Sehen Sie denn nicht, wie armselig diese Jugend dasteht? Armselig ist sie im Vergleich zu den Vätern, deren sie sich rühmt. Die Vorväter dieser Jugend schämten sich nicht, wie Juden zu leben, trotz der ihnen feindlich gesinnten Umgebung. Sie bewiesen den Mut, sich hartnäckig dem Beil und dem Galgen, dem Fußtritt und dem Speien entgegenzustellen. Sie verzichteten auf nichts in Gottes Tora.

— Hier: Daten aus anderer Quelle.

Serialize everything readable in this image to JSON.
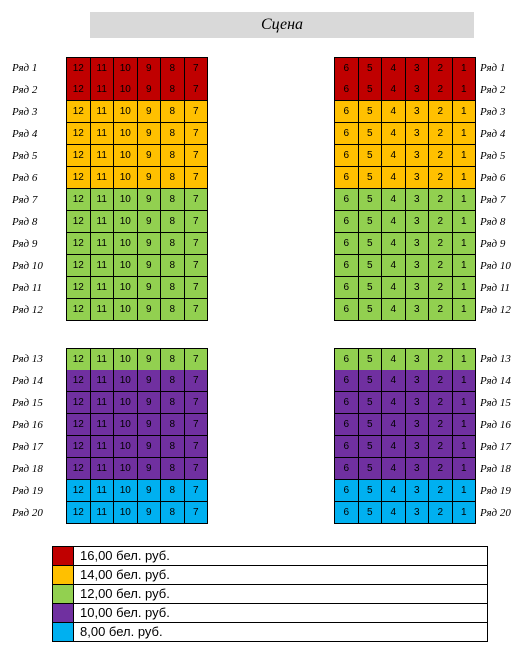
{
  "stage_label": "Сцена",
  "tiers": {
    "red": {
      "color": "#c00000",
      "price": "16,00 бел. руб."
    },
    "orange": {
      "color": "#ffc000",
      "price": "14,00 бел. руб."
    },
    "green": {
      "color": "#92d050",
      "price": "12,00 бел. руб."
    },
    "purple": {
      "color": "#7030a0",
      "price": "10,00 бел. руб."
    },
    "blue": {
      "color": "#00b0f0",
      "price": "8,00 бел. руб."
    }
  },
  "left_seat_numbers": [
    "12",
    "11",
    "10",
    "9",
    "8",
    "7"
  ],
  "right_seat_numbers": [
    "6",
    "5",
    "4",
    "3",
    "2",
    "1"
  ],
  "rows": [
    {
      "label": "Ряд 1",
      "tier": "red"
    },
    {
      "label": "Ряд 2",
      "tier": "red"
    },
    {
      "label": "Ряд 3",
      "tier": "orange"
    },
    {
      "label": "Ряд 4",
      "tier": "orange"
    },
    {
      "label": "Ряд 5",
      "tier": "orange"
    },
    {
      "label": "Ряд 6",
      "tier": "orange"
    },
    {
      "label": "Ряд 7",
      "tier": "green"
    },
    {
      "label": "Ряд 8",
      "tier": "green"
    },
    {
      "label": "Ряд 9",
      "tier": "green"
    },
    {
      "label": "Ряд 10",
      "tier": "green"
    },
    {
      "label": "Ряд 11",
      "tier": "green"
    },
    {
      "label": "Ряд 12",
      "tier": "green"
    },
    {
      "label": "Ряд 13",
      "tier": "green"
    },
    {
      "label": "Ряд 14",
      "tier": "purple"
    },
    {
      "label": "Ряд 15",
      "tier": "purple"
    },
    {
      "label": "Ряд 16",
      "tier": "purple"
    },
    {
      "label": "Ряд 17",
      "tier": "purple"
    },
    {
      "label": "Ряд 18",
      "tier": "purple"
    },
    {
      "label": "Ряд 19",
      "tier": "blue"
    },
    {
      "label": "Ряд 20",
      "tier": "blue"
    }
  ],
  "legend": [
    "red",
    "orange",
    "green",
    "purple",
    "blue"
  ]
}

Und ihr ängstlicher Enkel fragt allen Ernstes: „Was soll ich denn meinen Kunden sagen? Dass heute Schabbat ist und es deshalb kein Brot zu kaufen gibt? Wird er diese Tatsache annehmen? Wird er die Juden mit ihrer Religion nicht verfluchen?“
Ja! Jawohl! Sagt, dass heute Schabbat ist! Und mit dieser einfachen Antwort, die Sie einem Nichtjuden geben, beweisen Sie: בֵּינִי וּבֵין בְּנֵי יִשְׂרָאֵל אוֹת הִיא לְעוֹלָם „Zwischen Mir (Gott) und den Kindern Israel sei er (der Schabbat) ein ewiges Merkmal.“
Beweist, dass es Dinge gibt, die über dem Monatserlös stehen!
Beweist, dass ein Jude mit Freuden jegliches Opfer für seinen Glauben darbringt!
Wisset, dass Ihr Euch irrt im Christen, im wahren Christen, ebenso wie Ihr Euch im wahren Juden irrt.
Und Gott in seiner Güte soll Licht in eure Augen bringen.